Metabolism of (R)-(+)-menthofuran in Fischer-344 rats:: Identification of sulfonic acid metabolites

(R)-(+)-Menthofuran is a metabolite of (R)-(+)- pulegone, the chief constituent of pennyroyal oil. Menthofuran has been shown to account for a significant percentage of pulegone toxicity through further metabolism to a reactive intermediate, an enonal (2-Z-(2'-keto-4'-methylcyclohexylidene) propanal). Hydration of the enonal followed by a 1,4-dehydration and rearrangement gives rise to diastereomeric (-)-mintlactone and (+)-isomintlactone (mintlactones). We have conducted disposition studies on pulegone as part of the National Toxicology Program initiative in herbal medicines and dietary supplements, and have reported previously unknown urinary metabolites of pulegone. Comparative metabolism studies of C-14-labeled menthofuran in Fischer-344 (F344) rats were carried out to determine urinary metabolites of pulegone that are derived from the menthofuran pathway. Three sulfonic acid metabolites, namely, hexahydro-3,6-dimethyl-1-(2-sulfoethyl)-2H-indol-2-one, hexahydro-3,6-dimethyl-7a-sulfo-2(3H)-benzofuranone, and 2-sulfomenthofuran, were identified in urine of treated rats. Formation of these metabolites may be derived from reactions of the enonal with taurine or glutathione (GSH) (or sulfite ion). Other identified urinary metabolites of menthofuran could be attributed to further metabolism of mintlactones. Further hydroxylation of mintlactones could give 7a-hydroxymintlactone and 6,7a-dihydroxymintlactone.

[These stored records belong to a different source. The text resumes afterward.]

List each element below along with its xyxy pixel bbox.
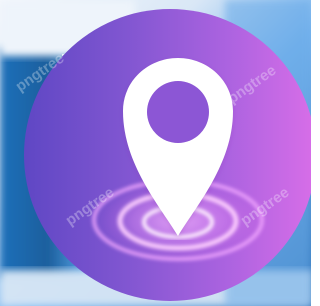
watermark-text: pngtree xyxy=(63,184,118,229)
watermark-text: pngtree xyxy=(238,184,293,229)
watermark-text: pngtree xyxy=(13,50,68,95)
watermark-layer: pngtree pngtree pngtree pngtree xyxy=(13,50,293,229)
location-illustration: pngtree pngtree pngtree pngtree xyxy=(0,0,311,306)
watermark-text: pngtree xyxy=(225,62,280,107)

Glucuronidation or reduction of 7a-hydroxymintlactone could give rise to the major metabolites 7a-hydroxymintlactone glucuronide and 2-[2'-keto-4'-methylcyclohexyl] propionic acids. Glucuronidation or repeated hydroxylation/dehydration of 2-[2'-keto-4'-methylcyclohexyl] propionic acids could result in formation of hexahydro-3,6-dimethyl-7a-hydroxy-2(3H)-benzofuranone glucuronide and 2-(2'-hydroxy-4'-methylphenyl) propionic acid. 2-(Glutathion-S-yl) menthofuran, a GSH conjugate of the enonal that has been partially characterized in bile of rats dosed with pulegone, is at most a minor biliary metabolite of menthofuran in rats.